In paragraph 8 of the impugned judgment, the Tribunal has observed that
the width of the road was 12 feet, whereas the width of the tempo was
approximately 8 to 10 feet. The witness has stated that while overtaking the
jeep ahead of him, the deceased collided with the tempo, resulting in the
accident.
Such a version is inherently improbable. When the width of the
road is only 12 feet and the tempo itself occupies 8 to 10 feet of that width,
even assuming the width of the jeep to be around 8 feet, more than half of
the road would already be occupied by the tempo alone. In such
circumstances, there would be virtually no space left for the motorcycle of
the deceased to overtake the jeep. Therefore, the story narrated by the
witness, read in conjunction with the Tribunal's own observations, does not
inspire confidence and cannot form the basis for holding that the deceased
was guilty of contributory negligence.
FA-1123-2011.odt
17. Furthermore, in paragraph 9 of the judgment, the Tribunal has
relied upon the panchnama, wherein it is noted that blood was found on the
middle portion of the road. Merely because blood was found in the middle
of the road, it cannot be presumed that the deceased was riding in the
middle of the road or that he was negligent. Such an inference is purely
hypothetical and unsupported by any direct or cogent evidence. Several
material factors, including the speed, position and condition of the vehicles
and the directions in which they were proceeding, must be taken into
consideration. There is no material on record to establish that the accident
occurred due to any act of negligence on the part of the deceased. In the
absence of corroborative evidence, the Tribunal has committed a grave error
in holding the deceased guilty of contributory negligence.

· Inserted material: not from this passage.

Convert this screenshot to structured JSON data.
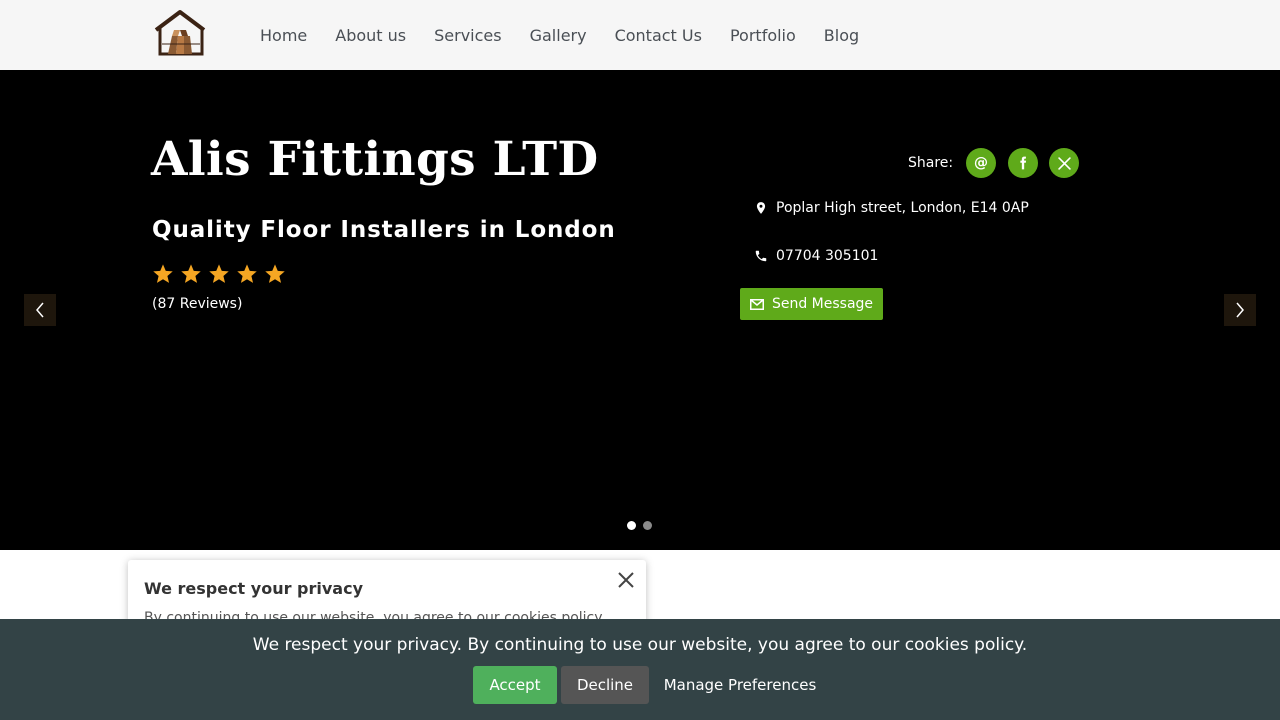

18. In view of the foregoing discussion, this Court has no hesitation
in holding that the deceased cannot be saddled with contributory
negligence. On the contrary, the evidence on record clearly establishes that
the accident occurred due to the rash and negligent driving of the tempo by
its driver.
19. In view of above and by following the dictum of Hon'ble Apex
Court in case of Magma General Insurance Co. Ltd & Pranay Sethi (supra),
this Court finds it appropriate to grant Rs. 40,000/- towards filial
consortium & 50% addition towards future prospects. Hence, amount of
FA-1123-2011.odt
compensation payable is determined as follows:
Sr. Heads Calculations in Rs. No. 1. Annual Income
Rs. 1,62,235 + 87,296/- (difference of 5th pay scale) = Rs. 2,49,531/- (-)Rs. 28,486/- Deduction towards income tax = Rs. 2,21,045/-
+ 50% addition towards future prospects= Rs.1,10,523/- Rs. 2,21,045 (+) Rs. 1,10,523 = Rs. 3,31,568/-
2. Rs. 3,31,568/- divided by 1/3rd of the personal expenses (Rs. 3,31,568 - Rs. 1,10,522/-) = Rs. 2,21,046
3. Multiplier Rs. 2,21,046 x 15 33,15,690/-
4. Love and affection 10,000/-
5. Loss of Estate 25,000/-
6. Funeral expenses 25,000/-
7. Consortium Rs. 40,000 x 3 1,20,000/-
8. Hence, total compensation to be paid Rs. 34,95,690/-
9. Compensation awarded by Tribunal Rs. 5,65,000/-
10. Total enhanced Compensation Rs. 29,30,690/-
20. As a result of above, Appeal stands partly allowed. Hence, the
order:
ORDER
(a) Appeal is partly allowed. Impugned judgment and award dated 05.12.2006 passed in MACP No. 507/2000 is modified. Total compensation is Rs. 34,95,690/- along with interest at 9% per annum as determined above.
(b) Claimants to pay Court fee on enhanced compensation as per rules.
(c) Rest of judgment and award to remain unchanged.
(d) The difference of compensation amount be deposited within a period of six weeks.
(e) Amount deposited (along with interest) by insurer is permitted to be withdrawn by Claimants.
FA-1123-2011.odt
(f) No order as to costs.
(g) In view of disposal of Appeal, pending applications, if any, stands disposed of.